CHM 380 Instrumental Analysis: Applies variety of spectroscopic, electrometric, and chromatographic methods to such instruments as spectrometers (nuclear magnetic resonance, mass, and Fourier transform infrared) and gas and high-performance liquid chromatographs. Considers chemical, biochemical, and environmental problems. Lab required. Prerequisite: CHM 320.
CHM 400 Advanced Analytical Chemistry: Deals with advanced treatments of simultaneous and complex equilibria, electrochemistry, spectrophotometric analysis, and separation methods. Prerequisite: consent.
CHM 401 Advanced Inorganic Chemistry: Applies thermodynamics, kinetics, symmetry and group theory, and the theories of ionic, metallic and covalent bonding to the chemistry of nonmetallic, transition metal, organometallic and bioinorganic compounds. Projects based lab required. Prerequisite: consent.

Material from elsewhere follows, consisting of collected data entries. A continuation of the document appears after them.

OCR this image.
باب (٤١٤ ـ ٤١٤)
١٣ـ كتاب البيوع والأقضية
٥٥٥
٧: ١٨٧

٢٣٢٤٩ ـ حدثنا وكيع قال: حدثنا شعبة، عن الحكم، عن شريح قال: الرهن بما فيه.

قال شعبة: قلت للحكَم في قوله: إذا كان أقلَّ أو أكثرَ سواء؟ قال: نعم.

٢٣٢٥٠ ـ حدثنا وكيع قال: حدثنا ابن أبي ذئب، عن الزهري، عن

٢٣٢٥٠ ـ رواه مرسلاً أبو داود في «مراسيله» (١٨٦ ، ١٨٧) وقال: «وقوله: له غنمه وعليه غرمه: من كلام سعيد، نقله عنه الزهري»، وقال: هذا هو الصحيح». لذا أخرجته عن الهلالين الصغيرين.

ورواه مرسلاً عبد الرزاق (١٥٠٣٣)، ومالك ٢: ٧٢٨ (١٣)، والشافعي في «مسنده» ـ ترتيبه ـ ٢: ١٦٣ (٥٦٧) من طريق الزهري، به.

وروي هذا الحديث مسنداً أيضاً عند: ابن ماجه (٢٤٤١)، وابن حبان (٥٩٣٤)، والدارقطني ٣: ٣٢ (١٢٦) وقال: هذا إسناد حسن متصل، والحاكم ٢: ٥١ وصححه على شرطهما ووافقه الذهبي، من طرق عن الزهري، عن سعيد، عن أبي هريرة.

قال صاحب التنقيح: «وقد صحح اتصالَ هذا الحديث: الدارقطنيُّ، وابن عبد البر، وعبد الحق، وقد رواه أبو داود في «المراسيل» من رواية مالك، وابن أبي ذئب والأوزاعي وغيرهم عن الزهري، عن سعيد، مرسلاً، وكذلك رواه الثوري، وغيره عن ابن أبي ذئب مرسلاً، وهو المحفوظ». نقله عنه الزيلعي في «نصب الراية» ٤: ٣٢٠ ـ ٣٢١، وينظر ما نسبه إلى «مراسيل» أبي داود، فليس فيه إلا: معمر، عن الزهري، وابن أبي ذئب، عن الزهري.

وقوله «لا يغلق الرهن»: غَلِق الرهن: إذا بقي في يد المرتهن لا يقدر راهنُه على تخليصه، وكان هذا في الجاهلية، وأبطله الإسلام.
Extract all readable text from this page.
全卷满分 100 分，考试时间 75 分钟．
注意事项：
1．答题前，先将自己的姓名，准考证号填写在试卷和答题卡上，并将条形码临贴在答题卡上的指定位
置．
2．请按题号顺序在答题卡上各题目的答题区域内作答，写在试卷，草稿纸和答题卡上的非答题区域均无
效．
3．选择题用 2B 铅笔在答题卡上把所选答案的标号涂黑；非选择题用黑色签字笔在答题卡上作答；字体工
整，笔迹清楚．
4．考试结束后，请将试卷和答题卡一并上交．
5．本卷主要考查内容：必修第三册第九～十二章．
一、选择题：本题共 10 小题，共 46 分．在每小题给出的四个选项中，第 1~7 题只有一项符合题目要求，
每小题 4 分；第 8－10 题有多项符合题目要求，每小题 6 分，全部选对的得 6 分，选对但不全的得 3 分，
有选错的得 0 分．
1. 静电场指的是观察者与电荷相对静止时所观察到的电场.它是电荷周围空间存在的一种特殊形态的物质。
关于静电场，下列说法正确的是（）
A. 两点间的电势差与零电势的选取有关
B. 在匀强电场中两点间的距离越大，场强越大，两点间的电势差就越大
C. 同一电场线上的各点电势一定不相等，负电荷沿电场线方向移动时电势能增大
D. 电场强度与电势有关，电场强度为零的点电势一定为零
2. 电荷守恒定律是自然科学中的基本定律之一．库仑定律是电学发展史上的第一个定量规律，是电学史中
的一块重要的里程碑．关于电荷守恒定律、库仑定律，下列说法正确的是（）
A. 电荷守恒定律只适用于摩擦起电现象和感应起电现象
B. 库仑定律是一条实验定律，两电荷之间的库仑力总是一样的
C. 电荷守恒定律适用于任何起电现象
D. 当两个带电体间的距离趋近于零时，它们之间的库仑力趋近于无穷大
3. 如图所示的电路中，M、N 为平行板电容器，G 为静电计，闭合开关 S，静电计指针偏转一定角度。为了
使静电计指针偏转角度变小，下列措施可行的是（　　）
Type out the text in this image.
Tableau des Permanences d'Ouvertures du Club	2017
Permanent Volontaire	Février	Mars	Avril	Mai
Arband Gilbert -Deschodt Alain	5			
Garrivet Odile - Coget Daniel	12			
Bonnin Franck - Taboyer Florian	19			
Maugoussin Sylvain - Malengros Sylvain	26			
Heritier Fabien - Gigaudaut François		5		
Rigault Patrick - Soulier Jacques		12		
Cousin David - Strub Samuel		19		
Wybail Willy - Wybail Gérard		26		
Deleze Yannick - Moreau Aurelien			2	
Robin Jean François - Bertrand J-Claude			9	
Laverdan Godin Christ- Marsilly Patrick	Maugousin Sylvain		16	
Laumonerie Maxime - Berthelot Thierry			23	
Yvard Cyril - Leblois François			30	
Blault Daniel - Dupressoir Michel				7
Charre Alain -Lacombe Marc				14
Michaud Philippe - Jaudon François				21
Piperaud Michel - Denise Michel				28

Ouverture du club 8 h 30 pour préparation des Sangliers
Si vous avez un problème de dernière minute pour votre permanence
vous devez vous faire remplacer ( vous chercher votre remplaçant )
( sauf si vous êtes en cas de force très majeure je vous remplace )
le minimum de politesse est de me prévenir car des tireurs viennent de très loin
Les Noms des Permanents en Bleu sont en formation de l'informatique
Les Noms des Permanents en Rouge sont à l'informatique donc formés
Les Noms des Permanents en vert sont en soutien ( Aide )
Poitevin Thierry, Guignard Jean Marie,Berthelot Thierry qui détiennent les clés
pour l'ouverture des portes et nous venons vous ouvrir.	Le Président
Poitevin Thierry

CHM 417 Advanced Organic Chemistry: Interprets molecular structure and reactivity related by means of organic reaction mechanisms. Introduces organic synthesis strategies and their applications. Prerequisite: consent.
CHM 445 Advanced Integrated Laboratory in Chemistry: Provides students with experience in advanced experimental approaches to solve complex and real world chemical problems. Projects involve perspectives, skills, and instrumentation from each of the divisions of chemistry. Prerequisite: consent.
CHM 460 Topics in Chemistry: Explores subject chosen by faculty and student, such as environmental chemistry, polymers, stereochemistry, nuclear and radiation chemistry, phase relationship, inorganic synthesis, advanced electrochemical techniques, organometallics, photochemistry, natural products, special problems in chemical education, and current problems from the chemical literature. May be repeated for credit. Prerequisite: consent.
CHM 498/499 Research I and II: Requires proposal of collaborative faculty/student project and weekly seminars and progress reports. Culminates in written thesis and oral presentation on work conducted. Capstone experience. Prerequisite: consent.